Note the helicopters really only became practical after smooth-running turbo-shafts were introduced during the 1950s.

Hmmm.. Rolls Royce Dart... what might have been.

American turboprop list by Wikipedia. T38 sounds the logical choice - provided it worked well.

 
Sad, really: There was that 'Atlantic Gap' with the disposable 'HurriCats' where STOL 'Flying Pancakes' could have made a serious difference. (*) But that 'ecological niche' closed when 'escort' carriers filled the Gap, then 'mega-carriers' could launch ruddy squadrons of 'ordinary' aircraft, became big enough to carry jets...

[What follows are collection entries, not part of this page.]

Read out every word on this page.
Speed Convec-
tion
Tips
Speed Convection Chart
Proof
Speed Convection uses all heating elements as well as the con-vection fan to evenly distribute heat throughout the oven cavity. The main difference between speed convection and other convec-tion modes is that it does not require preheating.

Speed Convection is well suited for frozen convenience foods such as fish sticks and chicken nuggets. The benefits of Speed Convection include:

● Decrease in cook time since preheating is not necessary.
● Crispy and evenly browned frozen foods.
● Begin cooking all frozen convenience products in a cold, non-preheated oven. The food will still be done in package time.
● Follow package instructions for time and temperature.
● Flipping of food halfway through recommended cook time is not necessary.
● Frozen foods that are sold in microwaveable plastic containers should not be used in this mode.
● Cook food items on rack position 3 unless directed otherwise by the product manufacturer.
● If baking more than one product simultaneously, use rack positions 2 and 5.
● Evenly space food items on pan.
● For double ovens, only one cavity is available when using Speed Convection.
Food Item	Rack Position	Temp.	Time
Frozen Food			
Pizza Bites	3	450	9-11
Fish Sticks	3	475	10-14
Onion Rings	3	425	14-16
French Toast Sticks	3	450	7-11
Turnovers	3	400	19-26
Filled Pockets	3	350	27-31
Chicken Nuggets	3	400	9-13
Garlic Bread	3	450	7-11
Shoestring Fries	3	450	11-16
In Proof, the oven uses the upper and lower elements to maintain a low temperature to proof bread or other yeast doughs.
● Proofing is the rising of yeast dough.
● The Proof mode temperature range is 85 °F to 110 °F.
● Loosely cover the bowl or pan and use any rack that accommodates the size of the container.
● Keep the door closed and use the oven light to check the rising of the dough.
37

*) It's one of those alt-History What-Ifs: Condor and U-Boot crews reporting devastating attacks by 'Amis Flying Saucers' ...
That would have been hilarious. And the Flapjack was planned for 6x .50cals, so it could have packed 4x 20mm just as easily. Plus 2x 1000lb bombs (ouch). The downside would have been no rockets, not with the prop arcs blocking basically everything.

I'm really surprised that nobody dug out the Flapjack design for the DARPA TERN UAV program. Super short STOL capabilities, able to hang the entire aircraft off the props, and what should have produced really good speeds.